30 And grieve not the holy Spirit of God, whereby ye are sealed unto the day of redemption. 31 Let all bitterness, and wrath, and anger, and clamour, and evil speaking, be put away from you, with all malice:
32 And be ye kind one to another, tenderhearted, forgiving one another, even as God for Christ’s sake hath forgiven you.

At some point, no doubt, you have been hurt.

Probably, a person you loved and trusted did something unthinkable—something so devastating it changed your whole perspective on that individual.

When this happens, we have a choice either to wallow in self-pity or to forgive.

Forgiveness is the act of giving up both the resentment we have toward someone and the desire to retaliate.

It involves three important steps.

First, we must release the general feeling of resentment.
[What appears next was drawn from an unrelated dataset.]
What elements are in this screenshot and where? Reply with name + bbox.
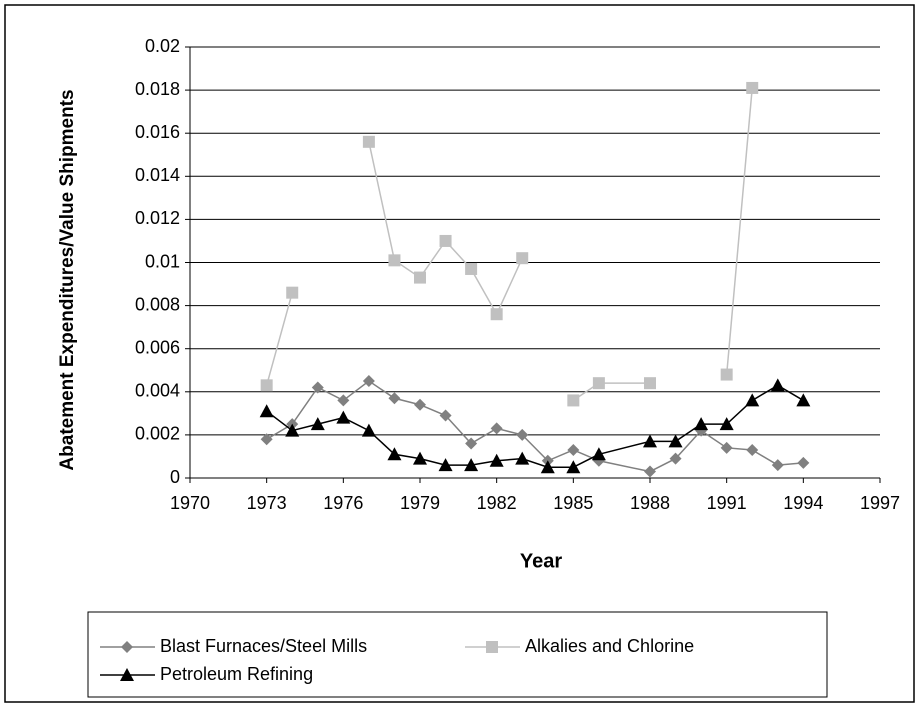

That is, we must decide not to languish in our pain. This can be hard. Many people seem to enjoy harboring self-pity or an overarching sense of martyrdom. They sigh, “Oh, it’s just my lot in life to suffer.” No, it is not! You can choose to move past the hurt.

Second, we must surrender specific feelings of resentment toward the individual.

That means we’re to give up our anger at being hurt and also seek to restore the broken relationship.

Third, we lay down all claims to retribution.

You cannot forgive someone with your words while secretly wishing him or her harm. True forgiveness seeks the other person’s good, not punishment.

Forgiveness says, “Though you hurt me, I choose to pardon you. I won’t dwell on this, nor will I allow it to destroy my life or attitude. I won’t spend one minute plotting revenge. You are God’s precious child, and I love you.”

Truly, forgiving another person carries a price, but the rewards are worth it.

Unleash the power of forgiveness in your life today.